Le second phénomène, ce sont les néandertaliens. Ils occupaient le terrain, et sont donc censés avoir stoppé les H. sapiens. Est-ce plausible? Oui, si l'on s'imagine – vieille habitude sapiens – que les interactions entre les H. sapiens et les «autres» n'ont pu qu'être violentes, guerrières et méchantes. Si en revanche on prend conscience qu'il n'y a jamais eu plus de 70000 néandertaliens pour un territoire allant de l'Atlantique à la moitié de l'Asie, on peut se dire qu'il y « avait de la place pour tout le monde » en Eurasie!
Deuxième observation allant à l'encontre de l'«histoire officielle» de la dispersion de H. sapiens.
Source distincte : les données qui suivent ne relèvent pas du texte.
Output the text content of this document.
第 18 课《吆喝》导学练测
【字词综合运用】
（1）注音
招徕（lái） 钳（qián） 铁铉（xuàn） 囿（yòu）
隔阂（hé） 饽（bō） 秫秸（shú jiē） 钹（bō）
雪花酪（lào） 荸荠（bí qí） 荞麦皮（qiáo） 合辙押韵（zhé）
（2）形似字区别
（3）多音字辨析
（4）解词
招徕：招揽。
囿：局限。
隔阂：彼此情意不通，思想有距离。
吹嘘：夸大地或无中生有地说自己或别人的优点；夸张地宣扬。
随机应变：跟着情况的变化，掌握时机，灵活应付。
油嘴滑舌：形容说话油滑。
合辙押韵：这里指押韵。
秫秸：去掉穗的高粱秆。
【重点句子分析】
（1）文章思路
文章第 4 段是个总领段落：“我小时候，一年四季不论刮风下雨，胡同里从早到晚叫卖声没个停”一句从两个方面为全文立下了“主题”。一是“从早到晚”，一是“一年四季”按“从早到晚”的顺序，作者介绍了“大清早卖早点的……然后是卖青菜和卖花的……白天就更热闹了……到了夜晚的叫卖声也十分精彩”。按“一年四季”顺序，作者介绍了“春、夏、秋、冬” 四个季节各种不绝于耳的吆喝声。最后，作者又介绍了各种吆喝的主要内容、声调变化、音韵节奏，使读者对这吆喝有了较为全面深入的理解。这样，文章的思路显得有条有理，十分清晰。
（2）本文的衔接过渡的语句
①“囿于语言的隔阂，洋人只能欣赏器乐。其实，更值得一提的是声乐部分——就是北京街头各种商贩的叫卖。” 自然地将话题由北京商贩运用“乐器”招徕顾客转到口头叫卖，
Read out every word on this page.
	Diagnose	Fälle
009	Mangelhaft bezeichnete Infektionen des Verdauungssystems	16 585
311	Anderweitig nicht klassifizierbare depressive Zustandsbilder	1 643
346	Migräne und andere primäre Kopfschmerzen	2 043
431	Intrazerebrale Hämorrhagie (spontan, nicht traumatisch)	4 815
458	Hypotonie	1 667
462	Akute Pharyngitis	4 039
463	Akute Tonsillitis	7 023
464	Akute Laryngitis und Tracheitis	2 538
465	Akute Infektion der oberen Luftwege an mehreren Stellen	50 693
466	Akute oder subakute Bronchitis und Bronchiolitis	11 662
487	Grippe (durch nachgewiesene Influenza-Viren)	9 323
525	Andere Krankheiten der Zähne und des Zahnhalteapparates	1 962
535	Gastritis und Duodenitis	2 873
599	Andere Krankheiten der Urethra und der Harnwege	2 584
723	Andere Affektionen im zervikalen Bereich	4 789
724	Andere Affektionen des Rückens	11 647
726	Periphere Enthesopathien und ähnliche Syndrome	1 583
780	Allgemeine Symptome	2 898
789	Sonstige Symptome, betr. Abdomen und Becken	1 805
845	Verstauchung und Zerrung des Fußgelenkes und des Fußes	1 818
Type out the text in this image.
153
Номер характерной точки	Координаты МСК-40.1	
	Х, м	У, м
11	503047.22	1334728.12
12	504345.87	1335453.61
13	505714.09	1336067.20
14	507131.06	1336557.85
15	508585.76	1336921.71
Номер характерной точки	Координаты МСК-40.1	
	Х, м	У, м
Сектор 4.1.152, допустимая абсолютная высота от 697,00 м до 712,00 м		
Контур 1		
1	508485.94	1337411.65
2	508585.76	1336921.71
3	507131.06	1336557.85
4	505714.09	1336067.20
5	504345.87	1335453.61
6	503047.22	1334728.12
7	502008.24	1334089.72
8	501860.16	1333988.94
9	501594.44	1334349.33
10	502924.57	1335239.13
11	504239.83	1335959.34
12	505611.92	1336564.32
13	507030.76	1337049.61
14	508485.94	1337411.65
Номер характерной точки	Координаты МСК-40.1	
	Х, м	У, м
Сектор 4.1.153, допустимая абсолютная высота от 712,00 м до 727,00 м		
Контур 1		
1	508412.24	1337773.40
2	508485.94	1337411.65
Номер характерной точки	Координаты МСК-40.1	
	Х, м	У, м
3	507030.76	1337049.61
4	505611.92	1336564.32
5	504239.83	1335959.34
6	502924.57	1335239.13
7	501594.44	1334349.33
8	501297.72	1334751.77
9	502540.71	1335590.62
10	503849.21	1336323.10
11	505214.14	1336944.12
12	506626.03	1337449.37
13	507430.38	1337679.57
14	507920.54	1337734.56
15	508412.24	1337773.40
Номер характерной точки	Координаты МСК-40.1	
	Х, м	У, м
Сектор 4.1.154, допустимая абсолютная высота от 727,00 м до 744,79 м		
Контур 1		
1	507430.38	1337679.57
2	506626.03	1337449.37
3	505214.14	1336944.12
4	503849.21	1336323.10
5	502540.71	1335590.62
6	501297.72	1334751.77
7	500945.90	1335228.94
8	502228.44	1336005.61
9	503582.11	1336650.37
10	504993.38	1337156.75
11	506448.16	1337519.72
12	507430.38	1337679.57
Nous n'en sommes pas sûrs, mais il semble que des H. sapiens avaient déjà quitté l'Afrique il y a quelque 125000 ans. Hans-Peter Uerpmann, de l’Université de Tübingen a en effet trouvé une série d'artefacts datés -125000 ans sur le site du Djébel Faya, une montagne calcaire située au milieu de la corne de la péninsule Arabique, près de Dubaï. Les bifaces, racloirs et éclats trouvés au sein de la strate A de la grotte nommée Fay-Ne1 ont été produits par la technique dite Levallois, utilisée par les hommes anatomiquement modernes qui peuplaient à l’époque l’Afrique de l’Est. En revanche, les pierres taillées de la strate B, qui surmonte la strate A de 40 centimètres de sable, relèvent d’une technique de taille locale. D’où l’hypothèse que des Homo sapiens africains sont passés dans la péninsule Arabique il y a plus de 125 000 ans.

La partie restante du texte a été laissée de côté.